Bilan rapide du second tour des élections locales

On s’en doutait au vu des résultats de la semaine précédente  : ces deux élections se soldent à Villejuif par une victoire totale de la gauche écologiste, socialiste et communiste. La liste régionale conduite par Julien Bayou (écologiste), regroupant les listes socialistes et communistes du premier tour, et conduite en Val de Marne par le propre secrétaire du Parti communiste Fabien Guillaud-Bataille, est en tête sur l’ensemble de Villejuif (49,3%) et dans presque tous les bureaux de vote.
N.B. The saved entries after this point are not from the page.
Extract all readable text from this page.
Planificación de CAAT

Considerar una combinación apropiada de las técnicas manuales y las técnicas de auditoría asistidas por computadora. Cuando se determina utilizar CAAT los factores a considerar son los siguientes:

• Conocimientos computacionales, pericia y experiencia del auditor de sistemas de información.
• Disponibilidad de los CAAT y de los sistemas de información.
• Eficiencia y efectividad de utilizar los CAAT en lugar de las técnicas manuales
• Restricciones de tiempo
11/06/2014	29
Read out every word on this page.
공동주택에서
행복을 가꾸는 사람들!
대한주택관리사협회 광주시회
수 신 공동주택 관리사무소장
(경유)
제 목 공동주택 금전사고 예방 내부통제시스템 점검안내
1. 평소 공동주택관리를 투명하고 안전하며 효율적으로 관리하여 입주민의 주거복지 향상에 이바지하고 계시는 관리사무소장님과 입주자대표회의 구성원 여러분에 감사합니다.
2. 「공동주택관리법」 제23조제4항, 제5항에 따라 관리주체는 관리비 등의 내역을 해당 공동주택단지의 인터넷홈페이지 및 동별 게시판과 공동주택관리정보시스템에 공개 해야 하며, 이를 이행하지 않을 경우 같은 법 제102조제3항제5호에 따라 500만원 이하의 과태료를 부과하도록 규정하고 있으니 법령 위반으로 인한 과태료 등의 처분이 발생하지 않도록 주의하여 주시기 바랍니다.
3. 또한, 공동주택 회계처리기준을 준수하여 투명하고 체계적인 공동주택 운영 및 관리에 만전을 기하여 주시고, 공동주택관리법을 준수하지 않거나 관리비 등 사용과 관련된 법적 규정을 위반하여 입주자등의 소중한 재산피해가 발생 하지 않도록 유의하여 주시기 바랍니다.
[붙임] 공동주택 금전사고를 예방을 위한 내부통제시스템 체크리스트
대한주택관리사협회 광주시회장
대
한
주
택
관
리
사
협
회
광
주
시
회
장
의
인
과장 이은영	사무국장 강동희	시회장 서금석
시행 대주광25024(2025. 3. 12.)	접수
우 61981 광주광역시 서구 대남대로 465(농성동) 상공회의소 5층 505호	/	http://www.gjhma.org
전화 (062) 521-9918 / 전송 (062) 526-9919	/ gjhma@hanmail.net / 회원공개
De même, aux élections départementales, le maire et vice-président communiste du Conseil départemental, Pierre Garzon, avec sa colistière Flore Munck, domine largement le tandem de l’ancien maire F. le Bohellec (droite)  et de sa colistière Christelle Esclangon (Modem).

 

Abstention, mutations et prime aux sortants

 

Nous, Villejuif-Écologie, soutenions évidemment ces deux vainqueurs villejuifois. Mais notre joie est bien sûr ternie par la perte, très attendue, du Val de Marne, que la gauche rejointe par les écologistes dirigeait depuis 1976, quand Michel Germa l’avait emporté sur Roland Nungesser, maire de Nogent sur Marne. Au-delà de cette alternance vers « les belles banlieues », cette défaite reflète très exactement la perte des bastions municipaux de la gauche, socialiste (L’Haÿ-les-Roses) et communiste (Champigny, Choisy, Valenton , Villeneuve-Saint-Georges) aux élections municipales récentes.

Les banlieues populaires, les plus peuplées, vont désormais se trouver face à un pouvoir départemental représentant plutôt les communes résidentielles plus aisées. C’est le maire de Maisons-Alfort, Olivier Capitanio, qui  en prend la présidence. Mais, comme il l’observe lui-même, sa victoire n’est que le résultat de la défaite de la gauche dans ses propres bastions municipaux. Un « cycle communiste » s’achève, et la gauche du XXIe siècle, l’écologie, n’est pas encore en mesure de remplacer, au niveau local, celle du siècle précédent.

Le passage au Vert de la banlieue rouge, amorcé aux européennes de 2019, sera progressif. Cependant, chez nos voisins de Vitry, c’est le tandem des écolos qui remplace un tandem communiste et rejoint Hélène Peccolo, élue d’Arcueil. Et dans les autres villes voisines de Villejuif, où les citoyen.ne.s, au second tour, avaient le choix entre  des tandems rouges ou verts, les tandems verts continuent leur progression (46% à Gentilly-KB). Globalement, sur le Val-de-marne et malgré l’abstention massive des jeunes, la vague verte, comptée en nombre de voix, est impressionnante par rapport aux départementales précédentes (2015) : l’écologie parvient désormais au second tour  mais échoue souvent à 40%.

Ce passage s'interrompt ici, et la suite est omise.